Нам осталось показать, что благодаря позитивному выбору в пользу метафизической свободы и возможно то самое изменение форм общения во всём их многообразии, о настоятельной необходимости которого говорилось в начале текста. Субъект совершит выбор в пользу свободы, если он откроется энергиям бесконечного бытия, и откажется от этого выбора, если он предпочтёт что-то конечное и определённое («иметь», а не «быть»). Если при совершении этого выбора человек будет стремиться не раствориться экстатическим образом в бесконечности, как это делают религиозные люди на высоте своих переживаний, а сохранить своё самосознание, превратив его в бесконечное и осознав эту бесконечность в самом себе, то он тем самым окажется способным к философскому мышлению (а если человек при этом сможет выразить бесконечное символическим образом в конечном, которое станет предметом переживания, то человек .станет деятелем искусства). Итак, состояние общества зависит от развития философского мышления в единстве с подлинным (а не имитационно-бюрократическим) религиозным и эстетическим. Именно развитие этих способностей приведёт к смене форм общения: например, производство сумеет стать более индивидуализированным и соответствующим вкусам потребителя; в устройстве организаций от господствующих сейчас линейно-функциональных принципов управления придут более сложные формы матричной структуры, а затем и «бирюзовых организаций» (в которых действительно возникает глубинная солидарность между управляющими классами и работниками, а капиталисты поймут, что отдать свои капиталы работникам при условии возникновения таких форм солидарности есть наилучший способ их сохранить и приумножить); материальное производство испытает технологическую революцию, о которой сейчас знают только специалисты (скажем, на смену автомобилям и самолётам придут летающие поезда академика Юницкого, а на смену типовым застройкам мегаполисов – сборные умные дома, соединённые современной инфраструктурой, которые каждый сможет собрать, как дети – конструктор «Лего»). Очевидно, что и движение станет совершенно иным, чем сейчас – в направлении Москвы как транспортного узла и оттуда – по существующим автомобильным трассам, а мы сумеем по-настоящему освоить всю Россию, тем самым параллельно снять мальтузианские расхожие представления о перенаселении Земли.

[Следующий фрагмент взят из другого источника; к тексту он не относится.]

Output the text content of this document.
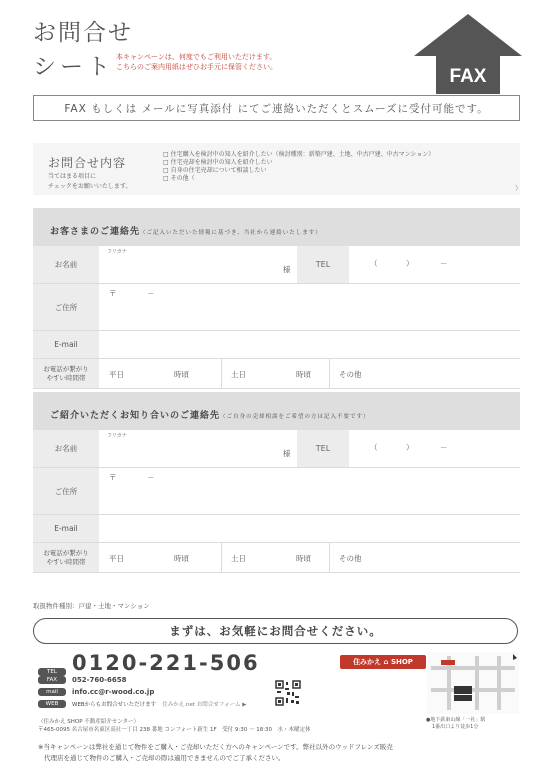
お問合せ
シート 本キャンペーンは、何度でもご利用いただけます。
こちらのご案内用紙はぜひお手元に保管ください。	FAX
FAX もしくは メールに写真添付 にてご連絡いただくとスムーズに受付可能です。
お問合せ内容
当てはまる項目に
チェックをお願いいたします。
□ 住宅購入を検討中の知人を紹介したい（検討種別：新築戸建、土地、中古戸建、中古マンション）
□ 住宅売却を検討中の知人を紹介したい
□ 自身の住宅売却について相談したい
□ その他（
）
お客さまのご連絡先（ご記入いただいた情報に基づき、当社から連絡いたします）
お名前
フリガナ
様
TEL	（	）	－
ご住所
〒	－
E-mail
お電話が繋がり
やすい時間帯	平日	時頃	土日	時頃	その他
ご紹介いただくお知り合いのご連絡先（ご自身の売却相談をご希望の方は記入不要です）
お名前
フリガナ
様
TEL	（	）	－
ご住所
〒	－
E-mail
お電話が繋がり
やすい時間帯	平日	時頃	土日	時頃	その他
取扱物件種別：戸建・土地・マンション
まずは、お気軽にお問合せください。
TEL 0120-221-506
FAX	052-760-6658
mail	info.cc@r-wood.co.jp
WEB	WEBからもお問合せいただけます 住みかえ.net お問合せフォーム ▶
（住みかえ SHOP 不動産紹介センター）
〒465-0095 名古屋市名東区高社一丁目 238 番地 コンフォート新生 1F　受付 9:30 ～ 18:30　水・木曜定休
住みかえ ⌂ SHOP
●地下鉄東山線「一社」駅
1番出口より徒歩1分
※当キャンペーンは弊社を通じて物件をご購入・ご売却いただく方へのキャンペーンです。弊社以外のウッドフレンズ販売
代理店を通じて物件のご購入・ご売却の際は適用できませんのでご了承ください。
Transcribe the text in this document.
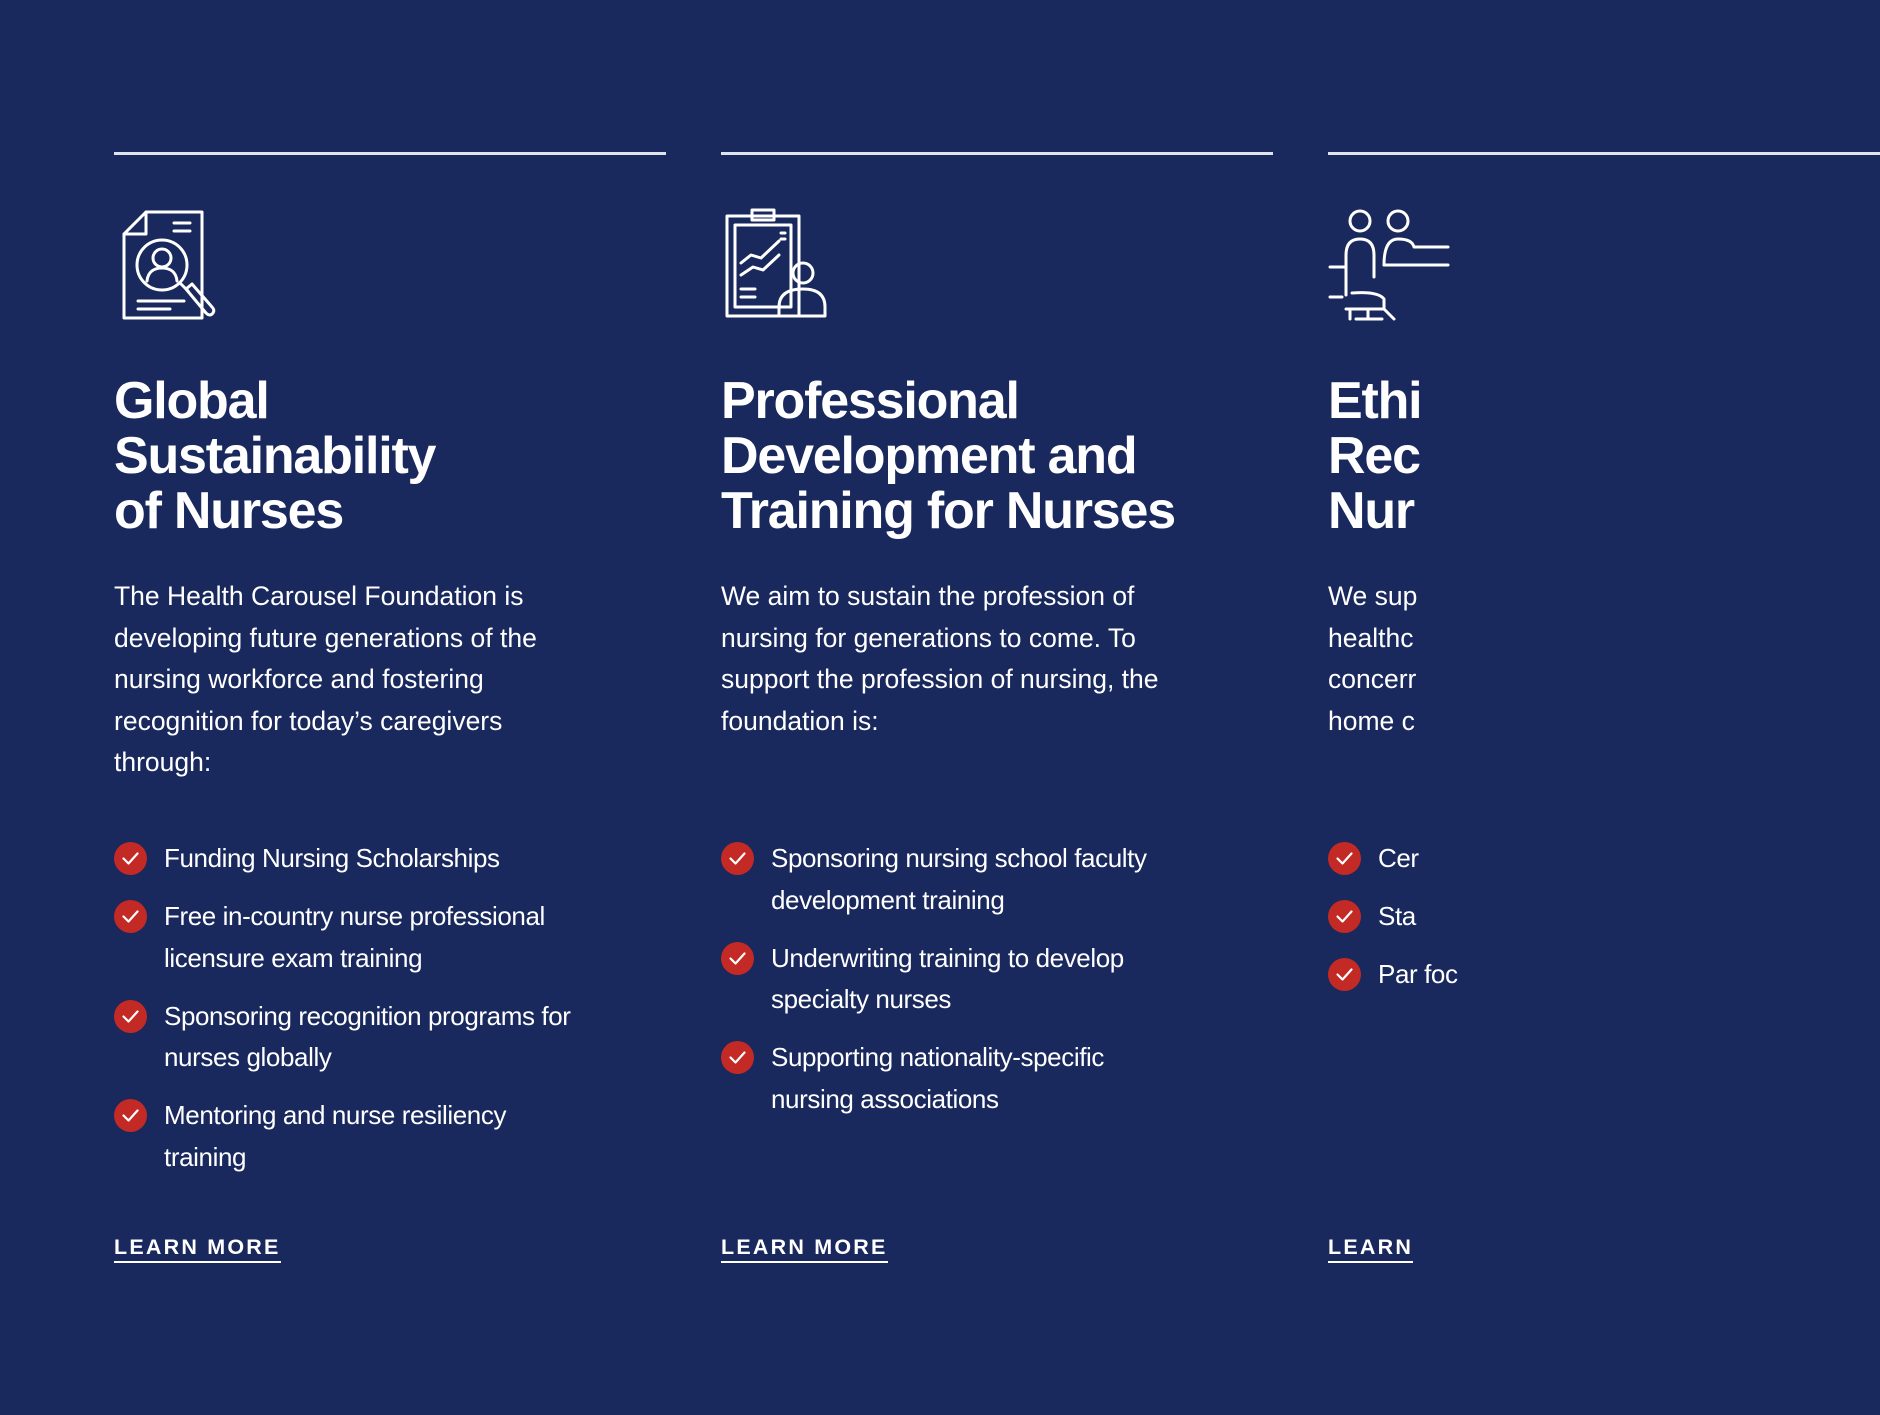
Global
Sustainability
of Nurses

The Health Carousel Foundation is developing future generations of the nursing workforce and fostering recognition for today’s caregivers through:

Funding Nursing Scholarships
Free in-country nurse professional licensure exam training
Sponsoring recognition programs for nurses globally
Mentoring and nurse resiliency training
LEARN MORE
Professional
Development and
Training for Nurses

We aim to sustain the profession of nursing for generations to come. To support the profession of nursing, the foundation is:

Sponsoring nursing school faculty development training
Underwriting training to develop specialty nurses
Supporting nationality-specific nursing associations
LEARN MORE
Ethi
Rec
Nur

We sup healthc concerr home c

Cer
Sta
Par foc
LEARN
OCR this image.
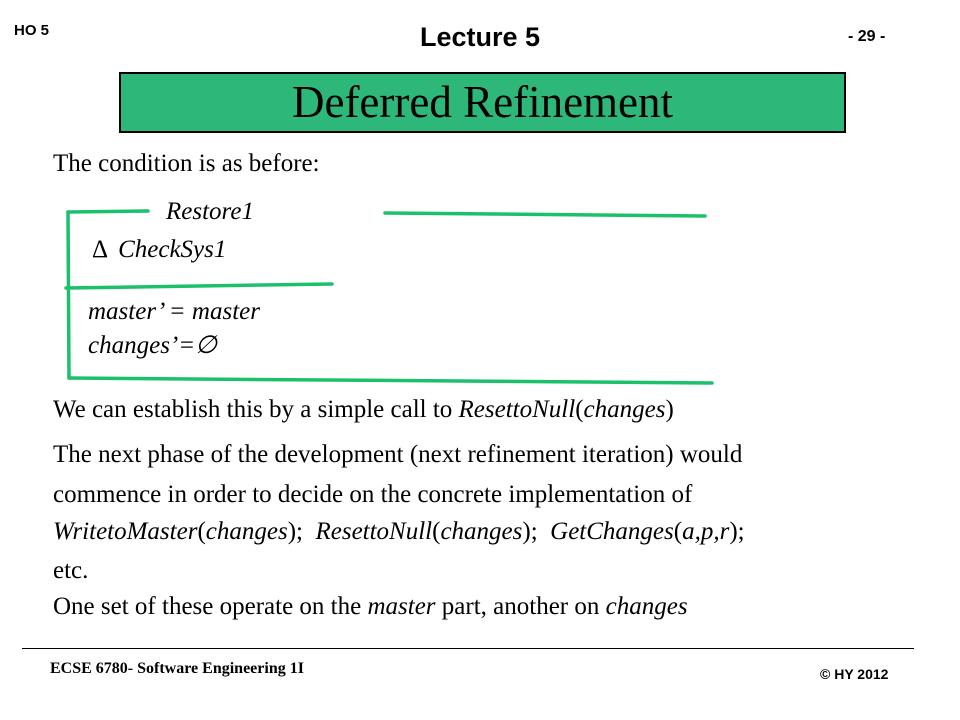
HO 5	Lecture 5	- 29 -
Deferred Refinement
The condition is as before:
Restore1
Δ CheckSys1
master’ = master
changes’=∅
We can establish this by a simple call to ResettoNull(changes)
The next phase of the development (next refinement iteration) would
commence in order to decide on the concrete implementation of
WritetoMaster(changes);  ResettoNull(changes);  GetChanges(a,p,r);
etc.
One set of these operate on the master part, another on changes
ECSE 6780- Software Engineering 1I	© HY 2012
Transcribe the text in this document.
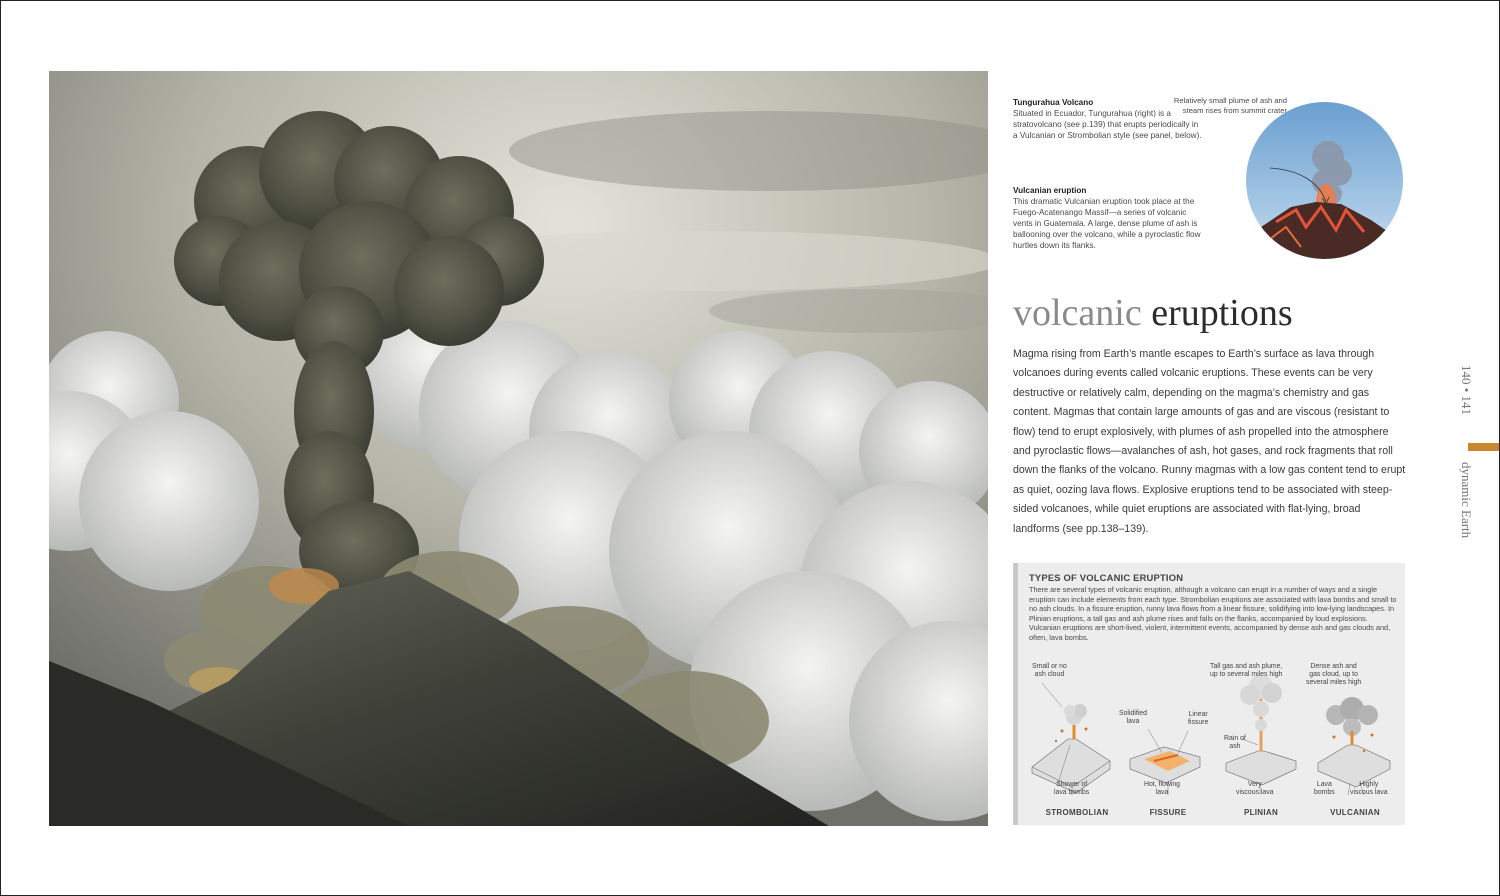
Tungurahua Volcano
Situated in Ecuador, Tungurahua (right) is a stratovolcano (see p.139) that erupts periodically in a Vulcanian or Strombolian style (see panel, below).
Vulcanian eruption
This dramatic Vulcanian eruption took place at the Fuego-Acatenango Massif—a series of volcanic vents in Guatemala. A large, dense plume of ash is ballooning over the volcano, while a pyroclastic flow hurtles down its flanks.
Relatively small plume of ash and steam rises from summit crater
volcanic eruptions

Magma rising from Earth’s mantle escapes to Earth’s surface as lava through volcanoes during events called volcanic eruptions. These events can be very destructive or relatively calm, depending on the magma’s chemistry and gas content. Magmas that contain large amounts of gas and are viscous (resistant to flow) tend to erupt explosively, with plumes of ash propelled into the atmosphere and pyroclastic flows—avalanches of ash, hot gases, and rock fragments that roll down the flanks of the volcano. Runny magmas with a low gas content tend to erupt as quiet, oozing lava flows. Explosive eruptions tend to be associated with steep-sided volcanoes, while quiet eruptions are associated with flat-lying, broad landforms (see pp.138–139).

140 • 141
dynamic Earth
TYPES OF VOLCANIC ERUPTION

There are several types of volcanic eruption, although a volcano can erupt in a number of ways and a single eruption can include elements from each type. Strombolian eruptions are associated with lava bombs and small to no ash clouds. In a fissure eruption, runny lava flows from a linear fissure, solidifying into low-lying landscapes. In Plinian eruptions, a tall gas and ash plume rises and falls on the flanks, accompanied by loud explosions. Vulcanian eruptions are short-lived, violent, intermittent events, accompanied by dense ash and gas clouds and, often, lava bombs.

Small or no
ash cloud
Shower of
lava bombs
Solidified
lava
Linear
fissure
Hot, flowing
lava
Tall gas and ash plume,
up to several miles high
Rain of
ash
Very
viscous lava
Dense ash and
gas cloud, up to
several miles high
Lava
bombs
Highly
viscous lava
STROMBOLIAN	FISSURE	PLINIAN	VULCANIAN
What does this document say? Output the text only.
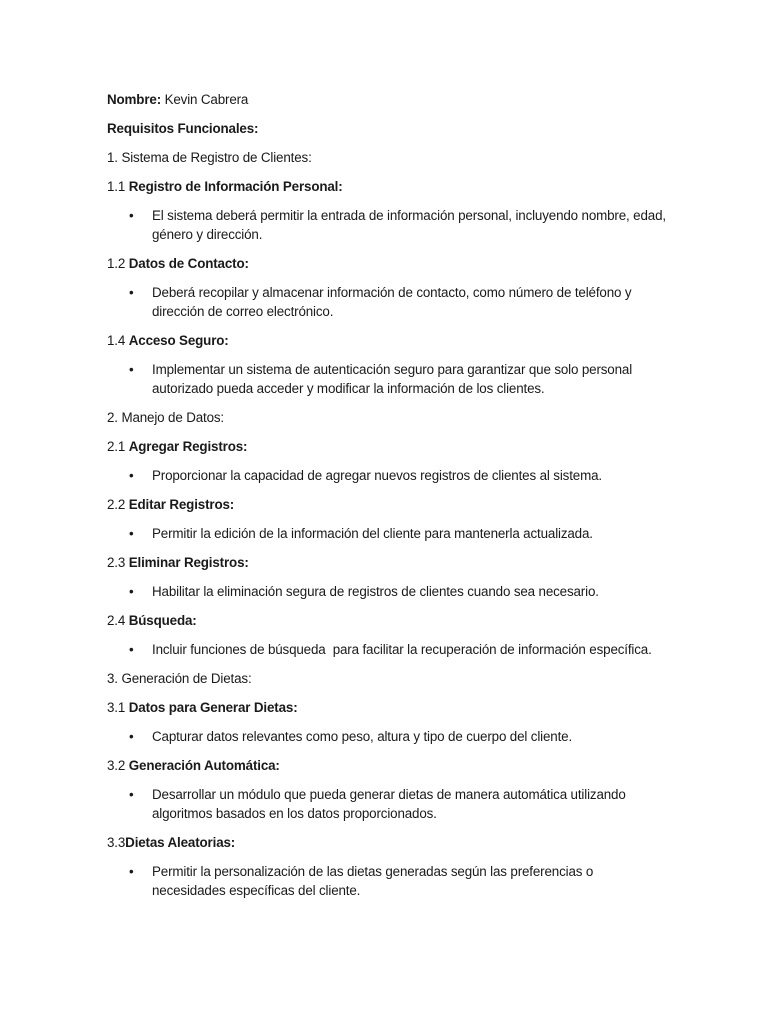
Nombre: Kevin Cabrera

Requisitos Funcionales:

1. Sistema de Registro de Clientes:

1.1 Registro de Información Personal:

• El sistema deberá permitir la entrada de información personal, incluyendo nombre, edad, género y dirección.

1.2 Datos de Contacto:

• Deberá recopilar y almacenar información de contacto, como número de teléfono y dirección de correo electrónico.

1.4 Acceso Seguro:

• Implementar un sistema de autenticación seguro para garantizar que solo personal autorizado pueda acceder y modificar la información de los clientes.

2. Manejo de Datos:

2.1 Agregar Registros:

• Proporcionar la capacidad de agregar nuevos registros de clientes al sistema.

2.2 Editar Registros:

• Permitir la edición de la información del cliente para mantenerla actualizada.

2.3 Eliminar Registros:

• Habilitar la eliminación segura de registros de clientes cuando sea necesario.

2.4 Búsqueda:

• Incluir funciones de búsqueda  para facilitar la recuperación de información específica.

3. Generación de Dietas:

3.1 Datos para Generar Dietas:

• Capturar datos relevantes como peso, altura y tipo de cuerpo del cliente.

3.2 Generación Automática:

• Desarrollar un módulo que pueda generar dietas de manera automática utilizando algoritmos basados en los datos proporcionados.

3.3Dietas Aleatorias:

• Permitir la personalización de las dietas generadas según las preferencias o necesidades específicas del cliente.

Следовательно, если энергии бытия придут в наш новый ограниченный человеческий мир, то мы  сможем совершить прорыв в новое измерение свободы. Но выбор при этом может быть сделан каждым из людей и всеми вместе (либо не сделан, и тогда наше место – среди обществ, не сумевших реализовать своё предназначение). Ради того, чтобы эта проблема была поставлена в заострённой форме, и была написана данная статья.